Using subdirectories for media storage by splitting the initial bytes of the hash/UUID
The uploads directory will be much more manageable if the first two bytes of the SHA or UUID are used to name subdirectories, e.g.: 9f1ed88e-0233-4a05-90f8-654fc60a8956/apple.mp4
becomes 9f/1e/d88e-0233-4a05-90f8-654fc60a8956/apple.mp4
. (Everything that follows is rationale; feel free to disregard the rest if the reasoning is obvious.)
FSE has 102,960 media files; the uploads directory itself takes up 2,323 4kB blocks just for the list of entries, about 9.1MB. (That is, for the directory itself, not the files inside it. The contents are ~80GB, for the curious.)
The length of directory entries gets excessively long after a while. Files are already stored with either a hash or a UUID in the path, both of which are evenly distributed (or at least evenly distributed enough at the numbers where this starts to matter). Splitting the initial parts of the hash for subdirectories would make these directories significantly smaller and easier to manage in addition to making them faster, especially since the list of entries in a directory entries tends to fragment more often than not:
$ time ls backup/fse/site/uploads >/dev/null
real 0m8.406s
user 0m0.113s
sys 0m0.070s
(The numbers are similar in production, though on the live server the FS cache is much more likely to be warm.)

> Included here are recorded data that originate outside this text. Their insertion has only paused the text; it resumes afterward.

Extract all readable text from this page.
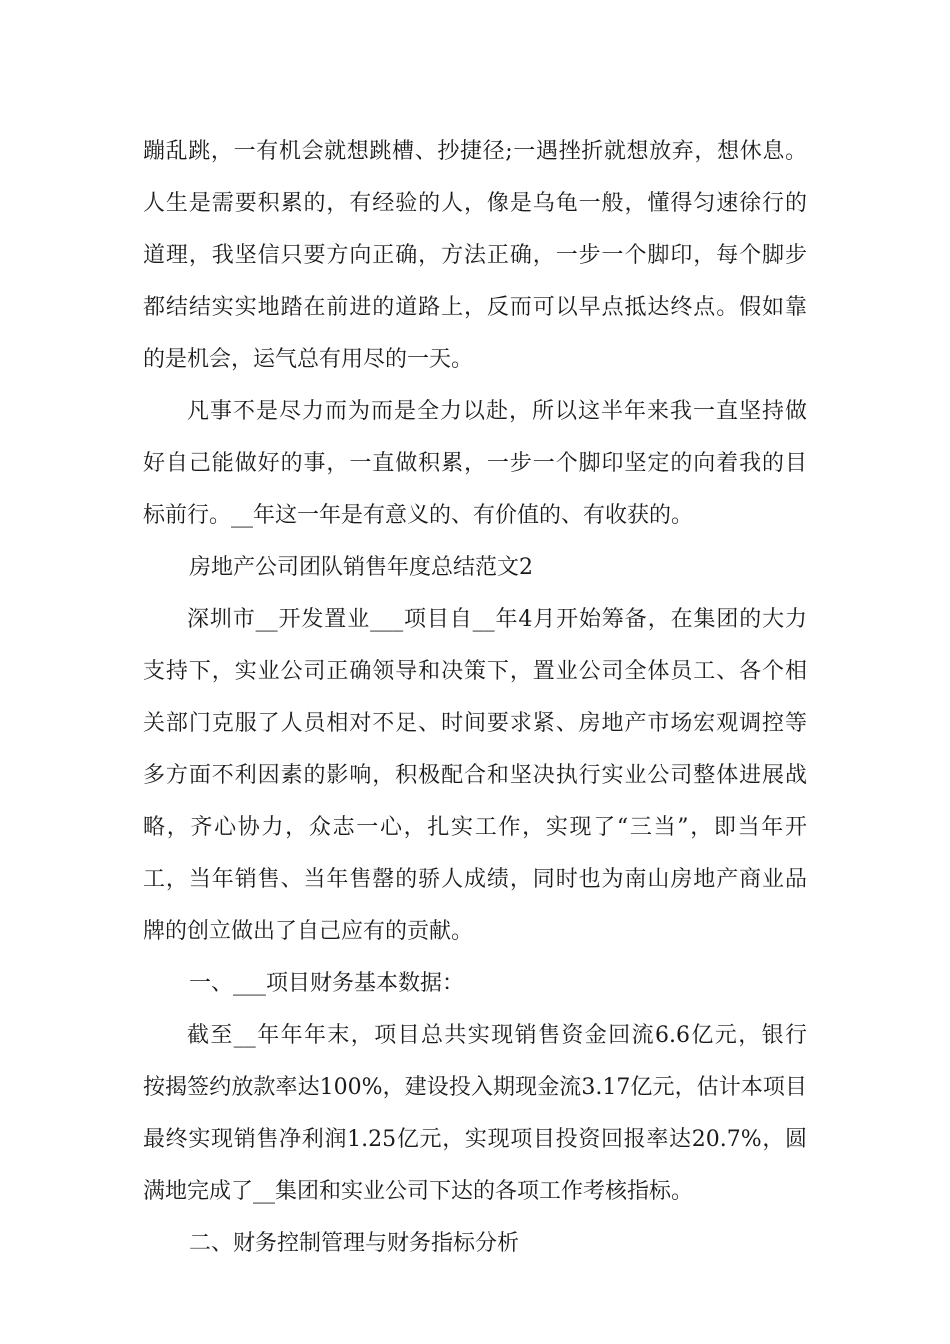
蹦乱跳，一有机会就想跳槽、抄捷径;一遇挫折就想放弃，想休息。
人生是需要积累的，有经验的人，像是乌龟一般，懂得匀速徐行的
道理，我坚信只要方向正确，方法正确，一步一个脚印，每个脚步
都结结实实地踏在前进的道路上，反而可以早点抵达终点。假如靠
的是机会，运气总有用尽的一天。
凡事不是尽力而为而是全力以赴，所以这半年来我一直坚持做
好自己能做好的事，一直做积累，一步一个脚印坚定的向着我的目
标前行。__年这一年是有意义的、有价值的、有收获的。
房地产公司团队销售年度总结范文2
深圳市__开发置业___项目自__年4月开始筹备，在集团的大力
支持下，实业公司正确领导和决策下，置业公司全体员工、各个相
关部门克服了人员相对不足、时间要求紧、房地产市场宏观调控等
多方面不利因素的影响，积极配合和坚决执行实业公司整体进展战
略，齐心协力，众志一心，扎实工作，实现了“三当”，即当年开
工，当年销售、当年售罄的骄人成绩，同时也为南山房地产商业品
牌的创立做出了自己应有的贡献。
一、___项目财务基本数据：
截至__年年年末，项目总共实现销售资金回流6.6亿元，银行
按揭签约放款率达100%，建设投入期现金流3.17亿元，估计本项目
最终实现销售净利润1.25亿元，实现项目投资回报率达20.7%，圆
满地完成了__集团和实业公司下达的各项工作考核指标。
二、财务控制管理与财务指标分析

There isn't a way to store that many files in the FS without doing some pointer-chasing, but if we use subdirectories, the typical case would require just a couple of seeks and much less data to read by taking the first two or three bytes and using those to name subdirectories. For example, for a SHA peeling off the first three bytes, instead of ed57d5d30c5f8dc9fcb3eb6f51ab7fb19bfd870f417b114775cb16affa531c0f.png
, the upload mangler would name the file ed/57/d5/d30c5f8dc9fcb3eb6f51ab7fb19bfd870f417b114775cb16affa531c0f.png
, or for a UUID peeling off the first two bytes, instead of 9f1ed88e-0233-4a05-90f8-654fc60a8956/apple.mp4
, it would use 9f/1e/d88e-0233-4a05-90f8-654fc60a8956/apple.mp4
.
This would automatically balance given an even distribution (this seems to be the case for the UUIDs as well), and the top few levels would have exactly 256 entries at most.

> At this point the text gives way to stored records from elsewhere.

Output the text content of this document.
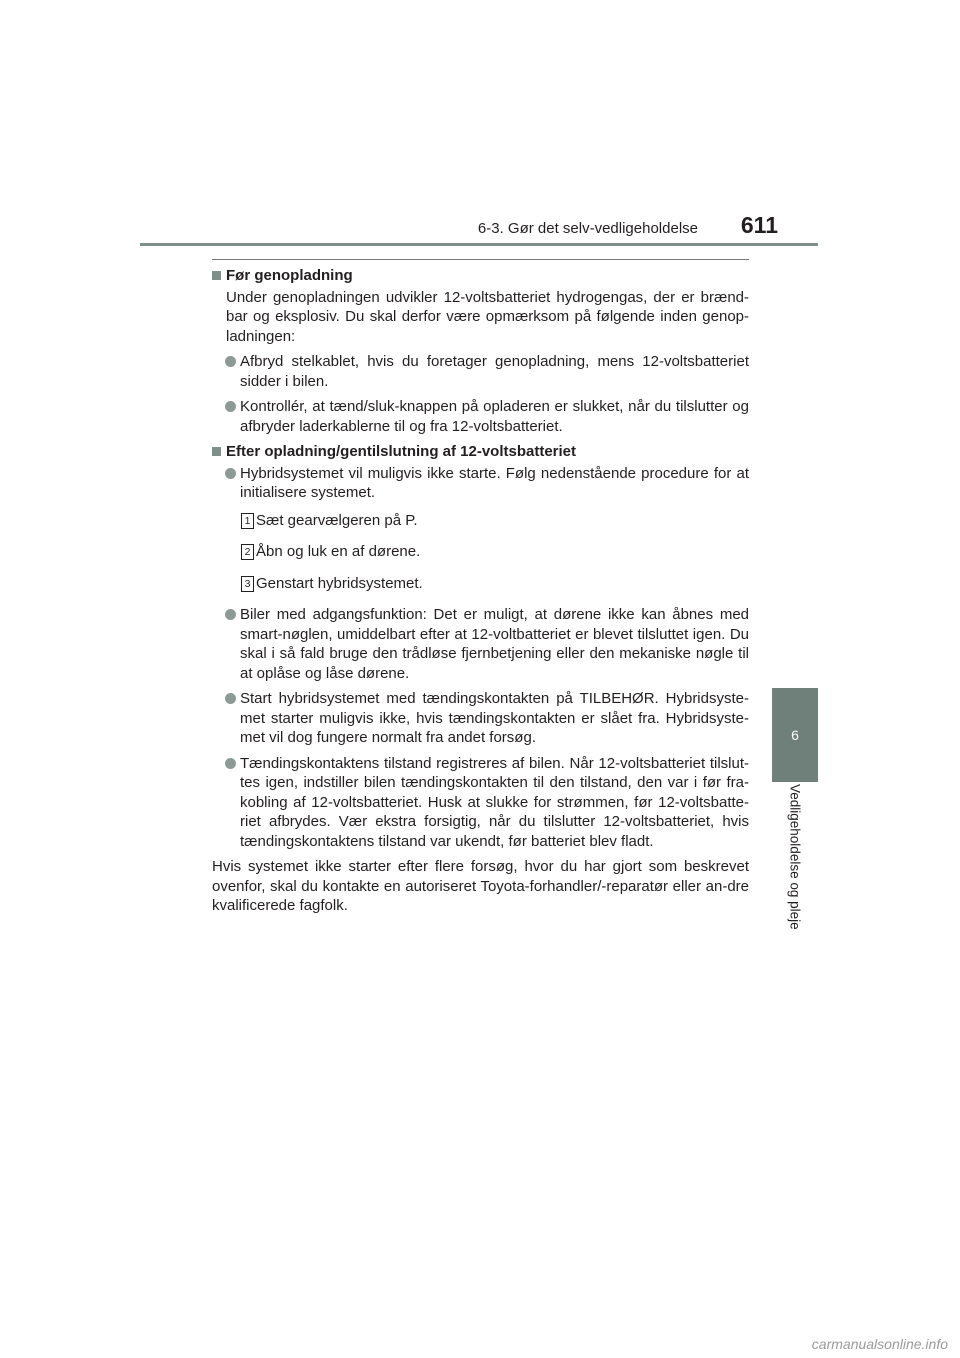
6-3. Gør det selv-vedligeholdelse 611
6
Vedligeholdelse og pleje
Før genopladning
Under genopladningen udvikler 12-voltsbatteriet hydrogengas, der er brænd-bar og eksplosiv. Du skal derfor være opmærksom på følgende inden genop-ladningen:
Afbryd stelkablet, hvis du foretager genopladning, mens 12-voltsbatteriet sidder i bilen.
Kontrollér, at tænd/sluk-knappen på opladeren er slukket, når du tilslutter og afbryder laderkablerne til og fra 12-voltsbatteriet.
Efter opladning/gentilslutning af 12-voltsbatteriet
Hybridsystemet vil muligvis ikke starte. Følg nedenstående procedure for at initialisere systemet.
1 Sæt gearvælgeren på P.
2 Åbn og luk en af dørene.
3 Genstart hybridsystemet.
Biler med adgangsfunktion: Det er muligt, at dørene ikke kan åbnes med smart-nøglen, umiddelbart efter at 12-voltbatteriet er blevet tilsluttet igen. Du skal i så fald bruge den trådløse fjernbetjening eller den mekaniske nøgle til at oplåse og låse dørene.
Start hybridsystemet med tændingskontakten på TILBEHØR. Hybridsyste-met starter muligvis ikke, hvis tændingskontakten er slået fra. Hybridsyste-met vil dog fungere normalt fra andet forsøg.
Tændingskontaktens tilstand registreres af bilen. Når 12-voltsbatteriet tilslut-tes igen, indstiller bilen tændingskontakten til den tilstand, den var i før fra-kobling af 12-voltsbatteriet. Husk at slukke for strømmen, før 12-voltsbatte-riet afbrydes. Vær ekstra forsigtig, når du tilslutter 12-voltsbatteriet, hvis tændingskontaktens tilstand var ukendt, før batteriet blev fladt.
Hvis systemet ikke starter efter flere forsøg, hvor du har gjort som beskrevet ovenfor, skal du kontakte en autoriseret Toyota-forhandler/-reparatør eller an-dre kvalificerede fagfolk.
carmanualsonline.info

A quick check of our data: we would expect 102960/65536=1.5710 entries on average inside the second-level directories (i.e., ed/57
), and a quick check of the actual contents gives 1.5663. None of the third-level subdirectories (ed/57/d5
) would have more than 9 entries, fitting comfortably inside a single block, though probably wasting a lot of space on block-padding. Splitting only the first two bytes instead of the first three yields an average of 400.97 entries per second-level subdirectory, close to the expected 402.19, with a range of 355-455, which is probably a better fit for a typical FS with a 4 or 8kB block size.